The whole call I am useless in my own head, going through the motions, my hands doing the job while the rest of me is stuck in that bunk room watching the door close on his face.

Because that is the part that guts me. He stepped toward me.

He almost said something. And then the world reminded both of us, in about half a second, exactly how little privacy we have, exactly how fast we can be ripped apart by a sound, exactly how this whole thing could blow up if it ever got the chance.

Maybe that is why he is doing this. The thought arrives small and cold. Maybe the walls are not because he regrets it. Maybe they are because he is scared, the way the captain warned, the way the house talks. Maybe.

Or maybe I am just doing the thing I always do, spinning gold out of nothing, building a whole story so I do not have to sit with the simpler one.
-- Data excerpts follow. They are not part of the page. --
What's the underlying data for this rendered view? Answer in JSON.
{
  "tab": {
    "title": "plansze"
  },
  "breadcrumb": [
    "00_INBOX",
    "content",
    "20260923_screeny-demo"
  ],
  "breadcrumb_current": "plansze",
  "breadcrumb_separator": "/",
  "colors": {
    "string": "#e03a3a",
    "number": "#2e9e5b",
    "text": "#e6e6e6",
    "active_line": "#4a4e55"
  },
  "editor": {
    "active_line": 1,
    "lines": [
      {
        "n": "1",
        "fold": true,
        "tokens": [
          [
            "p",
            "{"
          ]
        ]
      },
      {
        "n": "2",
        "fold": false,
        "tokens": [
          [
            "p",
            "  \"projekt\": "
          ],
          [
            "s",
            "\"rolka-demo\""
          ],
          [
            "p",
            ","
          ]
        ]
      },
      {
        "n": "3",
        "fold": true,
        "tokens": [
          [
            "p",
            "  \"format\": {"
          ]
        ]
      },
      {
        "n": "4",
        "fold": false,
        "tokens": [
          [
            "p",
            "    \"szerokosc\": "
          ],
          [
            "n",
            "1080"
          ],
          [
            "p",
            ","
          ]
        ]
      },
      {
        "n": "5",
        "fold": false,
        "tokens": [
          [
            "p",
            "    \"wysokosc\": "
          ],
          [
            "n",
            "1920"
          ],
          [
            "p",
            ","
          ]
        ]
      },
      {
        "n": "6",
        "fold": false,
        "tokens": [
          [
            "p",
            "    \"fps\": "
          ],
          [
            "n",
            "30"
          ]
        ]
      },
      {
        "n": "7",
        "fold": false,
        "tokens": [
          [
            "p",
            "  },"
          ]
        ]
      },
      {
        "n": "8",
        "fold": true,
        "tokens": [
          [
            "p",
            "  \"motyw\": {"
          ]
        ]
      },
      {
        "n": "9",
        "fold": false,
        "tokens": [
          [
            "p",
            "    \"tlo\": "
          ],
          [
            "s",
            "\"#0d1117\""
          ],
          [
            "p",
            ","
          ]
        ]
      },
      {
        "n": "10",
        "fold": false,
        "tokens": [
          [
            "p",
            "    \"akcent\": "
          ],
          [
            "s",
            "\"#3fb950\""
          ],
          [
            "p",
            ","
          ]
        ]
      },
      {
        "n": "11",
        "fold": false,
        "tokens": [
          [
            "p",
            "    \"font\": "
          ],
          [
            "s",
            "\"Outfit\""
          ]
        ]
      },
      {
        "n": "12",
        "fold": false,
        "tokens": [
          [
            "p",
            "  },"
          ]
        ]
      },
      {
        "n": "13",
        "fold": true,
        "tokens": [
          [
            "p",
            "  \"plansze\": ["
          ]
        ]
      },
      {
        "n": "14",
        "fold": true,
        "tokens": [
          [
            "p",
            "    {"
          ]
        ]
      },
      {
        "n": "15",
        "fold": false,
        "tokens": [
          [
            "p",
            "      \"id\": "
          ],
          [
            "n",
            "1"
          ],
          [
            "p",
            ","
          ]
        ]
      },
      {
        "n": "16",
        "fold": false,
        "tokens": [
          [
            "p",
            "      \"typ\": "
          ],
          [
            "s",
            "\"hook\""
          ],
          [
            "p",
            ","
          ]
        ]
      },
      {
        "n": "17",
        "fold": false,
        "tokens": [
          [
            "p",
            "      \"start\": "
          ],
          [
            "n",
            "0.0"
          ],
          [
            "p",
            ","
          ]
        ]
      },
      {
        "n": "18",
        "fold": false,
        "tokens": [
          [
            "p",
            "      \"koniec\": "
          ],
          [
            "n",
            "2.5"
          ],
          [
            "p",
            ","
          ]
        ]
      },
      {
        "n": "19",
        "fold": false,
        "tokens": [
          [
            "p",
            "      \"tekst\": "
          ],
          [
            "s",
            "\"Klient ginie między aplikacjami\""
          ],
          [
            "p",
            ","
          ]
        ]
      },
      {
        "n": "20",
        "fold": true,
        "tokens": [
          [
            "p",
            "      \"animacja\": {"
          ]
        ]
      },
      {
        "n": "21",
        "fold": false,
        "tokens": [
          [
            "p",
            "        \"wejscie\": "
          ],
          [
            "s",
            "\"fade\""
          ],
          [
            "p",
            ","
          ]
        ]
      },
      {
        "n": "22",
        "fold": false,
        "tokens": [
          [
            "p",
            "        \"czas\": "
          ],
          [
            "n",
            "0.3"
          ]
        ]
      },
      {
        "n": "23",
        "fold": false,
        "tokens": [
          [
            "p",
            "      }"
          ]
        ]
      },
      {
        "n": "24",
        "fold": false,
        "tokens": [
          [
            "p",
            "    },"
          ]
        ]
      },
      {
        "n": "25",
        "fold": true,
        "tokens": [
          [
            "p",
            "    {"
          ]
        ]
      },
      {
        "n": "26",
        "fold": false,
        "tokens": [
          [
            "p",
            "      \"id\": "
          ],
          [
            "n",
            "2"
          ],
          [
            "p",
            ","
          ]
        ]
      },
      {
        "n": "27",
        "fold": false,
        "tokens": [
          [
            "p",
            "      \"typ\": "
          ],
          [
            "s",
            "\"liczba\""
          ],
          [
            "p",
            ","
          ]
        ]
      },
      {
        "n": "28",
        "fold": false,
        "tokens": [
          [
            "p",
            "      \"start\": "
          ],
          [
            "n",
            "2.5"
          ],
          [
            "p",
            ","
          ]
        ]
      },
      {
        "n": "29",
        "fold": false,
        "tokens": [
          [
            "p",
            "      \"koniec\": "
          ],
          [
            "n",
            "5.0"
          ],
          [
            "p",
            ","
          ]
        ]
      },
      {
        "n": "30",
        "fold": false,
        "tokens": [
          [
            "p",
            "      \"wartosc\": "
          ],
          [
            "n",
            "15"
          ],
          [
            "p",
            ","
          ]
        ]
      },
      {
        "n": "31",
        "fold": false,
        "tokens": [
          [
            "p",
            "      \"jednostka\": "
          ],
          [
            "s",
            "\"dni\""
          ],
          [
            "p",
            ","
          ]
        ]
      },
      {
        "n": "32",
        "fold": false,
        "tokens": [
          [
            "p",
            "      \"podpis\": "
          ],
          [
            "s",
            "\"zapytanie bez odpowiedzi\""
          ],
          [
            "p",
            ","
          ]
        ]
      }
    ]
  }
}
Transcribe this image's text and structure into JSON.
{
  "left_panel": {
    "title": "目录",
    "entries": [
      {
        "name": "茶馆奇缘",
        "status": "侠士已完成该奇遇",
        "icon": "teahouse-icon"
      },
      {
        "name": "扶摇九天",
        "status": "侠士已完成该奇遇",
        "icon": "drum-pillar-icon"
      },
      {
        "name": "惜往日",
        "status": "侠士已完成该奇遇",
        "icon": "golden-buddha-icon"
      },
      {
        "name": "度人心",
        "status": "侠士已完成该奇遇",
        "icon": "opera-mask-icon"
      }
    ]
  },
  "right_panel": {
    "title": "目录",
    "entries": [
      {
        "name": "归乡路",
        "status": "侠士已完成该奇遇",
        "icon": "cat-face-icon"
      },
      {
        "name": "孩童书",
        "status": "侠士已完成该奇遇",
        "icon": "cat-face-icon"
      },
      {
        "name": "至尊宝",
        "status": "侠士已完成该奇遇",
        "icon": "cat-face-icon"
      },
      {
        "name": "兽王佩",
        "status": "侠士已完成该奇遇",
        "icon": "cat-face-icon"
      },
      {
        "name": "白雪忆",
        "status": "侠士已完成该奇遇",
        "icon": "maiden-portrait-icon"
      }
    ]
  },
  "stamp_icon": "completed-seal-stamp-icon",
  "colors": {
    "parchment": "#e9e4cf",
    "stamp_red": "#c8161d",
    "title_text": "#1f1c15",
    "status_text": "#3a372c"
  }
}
The simpler one being: it meant something to me and nothing to him.

By the time we get back it is afternoon and I am wrung out, the sunshine all burned off, nothing left underneath but the ache.

Chase disappears into the captain's office for a debrief.

I sit on the rear step of the engine, in the exact spot where he found me nights ago, and I do not even have it in me to find something to clean.

He comes out eventually. Crosses the bay. For a second I think he is going to stop, going to say something, going to give me one real word.

He slows. He looks at me. His mouth opens.

"Get some rest, Healy," he says. "Long night last night."

And then he is gone, into the bunk room, and the door swings shut behind him.

Long night last night.

That is what he is calling it. A long night. Like it was a busy shift. Like it was nothing.

I sit there in the cooling bay with the bruise aching across my back and his coffee-and-smoke smell still somehow in my head, and I feel the hope finally give out for good.

I am not sunshine. Not right now. Right now I am just a twenty-one-year-old kid who crossed a line he cannot uncross for a man who has apparently decided to pretend the line was never there.

I told myself the dangerous part was naming it.

I was wrong. The dangerous part was hoping he would name it back.